As a commercial van, it's not a performance monster, but it'll still get around with plenty of zip thanks to its single-speed 160-kW (215-hp) rear-wheel drive motor. Mind you, the I.D. Buzz people carrier is all-wheel drive, so the platform is certainly capable of supporting an AWD Cargo in the future.
The underfloor battery pack ranges from 48 to 111 kWh, representing charge ranges of 330 to 550 km (205-342 mi). It can be fast-charged at rates up to 150 kW where infrastructure is available, which would bring the biggest 111-kWh battery pack from 0 to 80 percent in around half an hour. Of course, most of the charging is going to happen back at the depot overnight, where the Cargo can simply sit on an inductive charging plate and take in energy at a more relaxed 11-kW rate overnight, enjoying off-peak energy prices.

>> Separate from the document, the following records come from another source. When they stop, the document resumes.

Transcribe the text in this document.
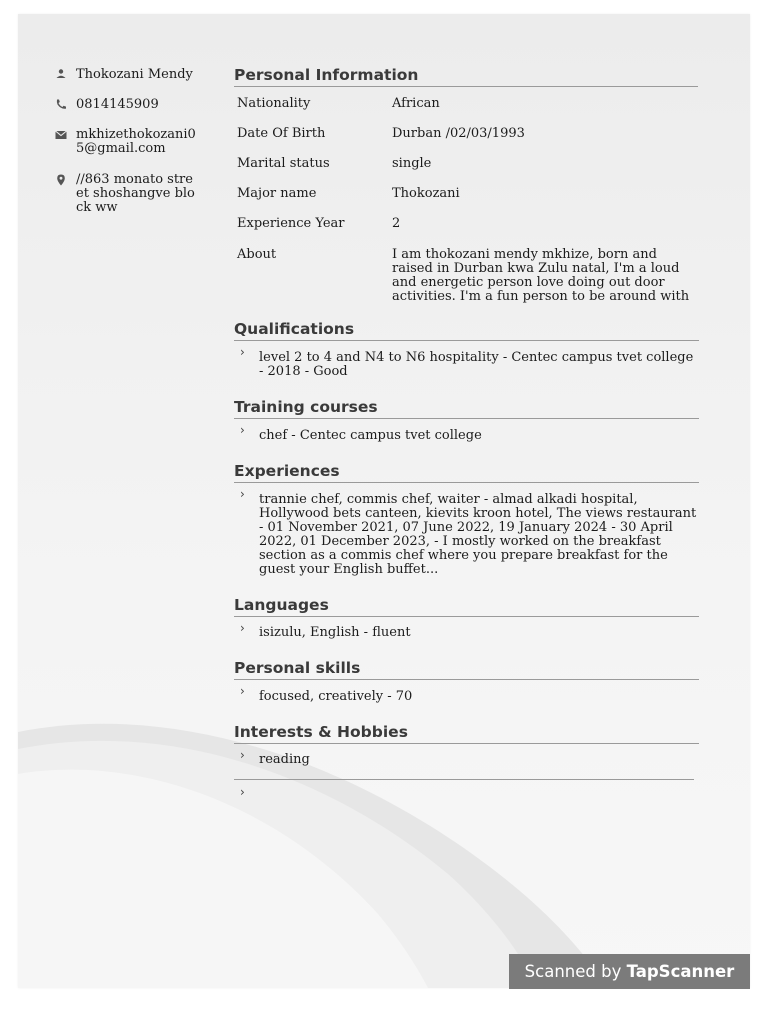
Thokozani Mendy
0814145909
mkhizethokozani05@gmail.com
//863 monato street shoshangve block ww
Personal Information
Nationality	African
Date Of Birth	Durban /02/03/1993
Marital status	single
Major name	Thokozani
Experience Year	2
About	I am thokozani mendy mkhize, born and raised in Durban kwa Zulu natal, I'm a loud and energetic person love doing out door activities. I'm a fun person to be around with
Qualifications
› level 2 to 4 and N4 to N6 hospitality - Centec campus tvet college - 2018 - Good
Training courses
› chef - Centec campus tvet college
Experiences
› trannie chef, commis chef, waiter - almad alkadi hospital, Hollywood bets canteen, kievits kroon hotel, The views restaurant - 01 November 2021, 07 June 2022, 19 January 2024 - 30 April 2022, 01 December 2023, - I mostly worked on the breakfast section as a commis chef where you prepare breakfast for the guest your English buffet...
Languages
› isizulu, English - fluent
Personal skills
› focused, creatively - 70
Interests & Hobbies
› reading
›
Scanned by TapScanner
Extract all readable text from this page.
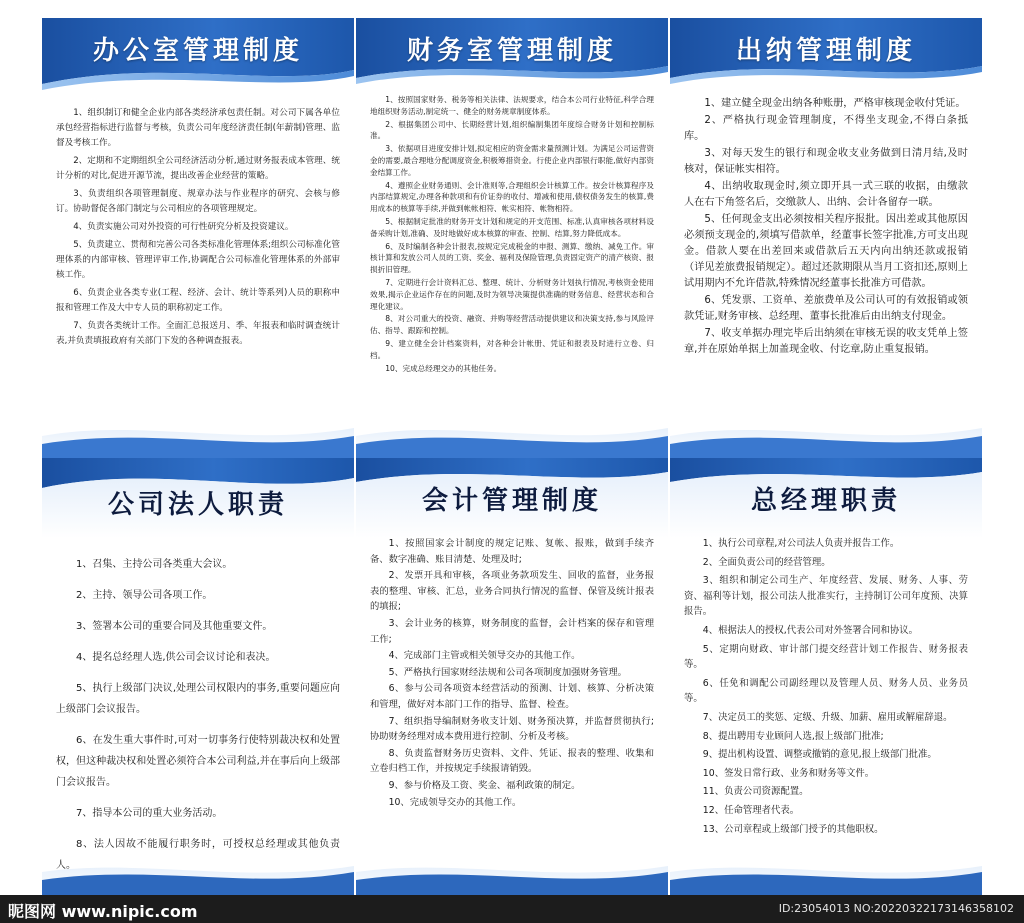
办公室管理制度

1、组织制订和健全企业内部各类经济承包责任制。对公司下属各单位承包经营指标进行监督与考核，负责公司年度经济责任制(年薪制)管理、监督及考核工作。

2、定期和不定期组织全公司经济活动分析,通过财务报表成本管理、统计分析的对比,促进开源节流，提出改善企业经营的策略。

3、负责组织各项管理制度、规章办法与作业程序的研究、会核与修订。协助督促各部门制定与公司相应的各项管理规定。

4、负责实施公司对外投资的可行性研究分析及投资建议。

5、负责建立、贯彻和完善公司各类标准化管理体系;组织公司标准化管理体系的内部审核、管理评审工作,协调配合公司标准化管理体系的外部审核工作。

6、负责企业各类专业(工程、经济、会计、统计等系列)人员的职称申报和管理工作及大中专人员的职称初定工作。

7、负责各类统计工作。全面汇总报送月、季、年报表和临时调查统计表,并负责填报政府有关部门下发的各种调查报表。

财务室管理制度

1、按照国家财务、税务等相关法律、法规要求，结合本公司行业特征,科学合理地组织财务活动,制定统一、健全的财务规章制度体系。

2、根据集团公司中、长期经营计划,组织编制集团年度综合财务计划和控制标准。

3、依据项目进度安排计划,拟定相应的资金需求量预测计划。为满足公司运营资金的需要,最合理地分配调度资金,积极筹措资金。行使企业内部银行职能,做好内部资金结算工作。

4、遵照企业财务通则、会计准则等,合理组织会计核算工作。按会计核算程序及内部结算规定,办理各种款项和有价证券的收付、增减和使用,债权债务发生的核算,费用成本的核算等手续,并做到帐帐相符、帐实相符、帐物相符。

5、根据制定批准的财务开支计划和规定的开支范围、标准,认真审核各项材料设备采购计划,准确、及时地做好成本核算的审查、控制、结算,努力降低成本。

6、及时编制各种会计报表,按规定完成税金的申报、测算、缴纳、减免工作。审核计算和发放公司人员的工资、奖金、福利及保险管理,负责固定资产的清产核资、报损折旧管理。

7、定期进行会计资料汇总、整理、统计、分析财务计划执行情况,考核资金使用效果,揭示企业运作存在的问题,及时为领导决策提供准确的财务信息、经营状态和合理化建议。

8、对公司重大的投资、融资、并购等经营活动提供建议和决策支持,参与风险评估、指导、跟踪和控制。

9、建立健全会计档案资料，对各种会计帐册、凭证和报表及时进行立卷、归档。

10、完成总经理交办的其他任务。

出纳管理制度

1、建立健全现金出纳各种账册，严格审核现金收付凭证。

2、严格执行现金管理制度，不得坐支现金,不得白条抵库。

3、对每天发生的银行和现金收支业务做到日清月结,及时核对，保证帐实相符。

4、出纳收取现金时,须立即开具一式三联的收据，由缴款人在右下角签名后，交缴款人、出纳、会计各留存一联。

5、任何现金支出必须按相关程序报批。因出差或其他原因必须预支现金的,须填写借款单，经董事长签字批准,方可支出现金。借款人要在出差回来或借款后五天内向出纳还款或报销（详见差旅费报销规定）。超过还款期限从当月工资扣还,原则上试用期内不允许借款,特殊情况经董事长批准方可借款。

6、凭发票、工资单、差旅费单及公司认可的有效报销或领款凭证,财务审核、总经理、董事长批准后由出纳支付现金。

7、收支单据办理完毕后出纳须在审核无误的收支凭单上签章,并在原始单据上加盖现金收、付讫章,防止重复报销。

公司法人职责

1、召集、主持公司各类重大会议。

2、主持、领导公司各项工作。

3、签署本公司的重要合同及其他重要文件。

4、提名总经理人选,供公司会议讨论和表决。

5、执行上级部门决议,处理公司权限内的事务,重要问题应向上级部门会议报告。

6、在发生重大事件时,可对一切事务行使特别裁决权和处置权，但这种裁决权和处置必须符合本公司利益,并在事后向上级部门会议报告。

7、指导本公司的重大业务活动。

8、法人因故不能履行职务时，可授权总经理或其他负责人。

会计管理制度

1、按照国家会计制度的规定记账、复帐、报账，做到手续齐备、数字准确、账目清楚、处理及时;

2、发票开具和审核，各项业务款项发生、回收的监督，业务报表的整理、审核、汇总，业务合同执行情况的监督、保管及统计报表的填报;

3、会计业务的核算，财务制度的监督，会计档案的保存和管理工作;

4、完成部门主管或相关领导交办的其他工作。

5、严格执行国家财经法规和公司各项制度加强财务管理。

6、参与公司各项资本经营活动的预测、计划、核算、分析决策和管理，做好对本部门工作的指导、监督、检查。

7、组织指导编制财务收支计划、财务预决算，并监督贯彻执行;协助财务经理对成本费用进行控制、分析及考核。

8、负责监督财务历史资料、文件、凭证、报表的整理、收集和立卷归档工作，并按规定手续报请销毁。

9、参与价格及工资、奖金、福利政策的制定。

10、完成领导交办的其他工作。

总经理职责

1、执行公司章程,对公司法人负责并报告工作。

2、全面负责公司的经营管理。

3、组织和制定公司生产、年度经营、发展、财务、人事、劳资、福利等计划，报公司法人批准实行，主持制订公司年度预、决算报告。

4、根据法人的授权,代表公司对外签署合同和协议。

5、定期向财政、审计部门提交经营计划工作报告、财务报表等。

6、任免和调配公司副经理以及管理人员、财务人员、业务员等。

7、决定员工的奖惩、定级、升级、加薪、雇用或解雇辞退。

8、提出聘用专业顾问人选,报上级部门批准;

9、提出机构设置、调整或撤销的意见,报上级部门批准。

10、签发日常行政、业务和财务等文件。

11、负责公司资源配置。

12、任命管理者代表。

13、公司章程或上级部门授予的其他职权。

昵图网 www.nipic.com	ID:23054013 NO:20220322173146358102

Volkswagen says the I.D. Buzz Cargo is "a glimpse into the middle of the next decade," but also that it could get this thing onto the market as early as 2021. Presumably the autonomous driving tech is the only real stumbling block at this stage.
Other electrics presented at IAA Hannover
While the I.D. Buzz Cargo represents the medium-term future of Volkswagen's light commercial vehicles, the company is also rolling out three vehicles that are even closer to production. Here they are, in brief:
The ABT e-Transporte
Volkswagen will eventually electrify the venerable Transporter T6, and the ABT e-Transporter is a glimpse of what that'll look like. Based on the long-wheelbase version of the T6, it'll be equipped with either 37.3 or 74.6 kH of battery, representing 208 or 400 km of range (129 or 249 mi).
The 2019 ABT e-Caddy
Slated to hit the road in mid-2019 and based on the the Caddy Maxi, the e-Caddy is a spacious, electric maxi-taxi seating five people plus luggage. It runs a modest 82-kW (110-hp), single-speed, front-wheel drive motor, with a 37.3-kWh battery that's good for 220 km (137 mi) of range. It'll charge at 40 kW, meaning it'll take some 49 minutes to reach 80 percent capacity.
This one's a bit of an eyebrow-raiser for us. While the e-Caddy's range might cover the average eight-hour shift for a driver, many taxis run round the clock with several drivers sharing the car to get the most out of the asset. The e-Caddy's relatively low range and relatively slow charging times will be a tough price to pay.
Last-mile deliveries will be handled in the "very near future" by this 250-watt, euro-compliant e-trike. Rideable without any kind of license, the Cargo e-Bike can carry up to 210 kg (463 lb) including its rider, with an innovative tilt-stabilized front platform to carry a decent amount of boxes.
Range is up to 100 km (62 mi) from a 48-volt, 500-Wh battery, and Volkswagen says it's as easy to ride as any bicycle. A production area has been set aside at Volkswagen Commercial Vehicles' manufacturing plant in Hannover, and the Cargo e-Bike will see production very shortly.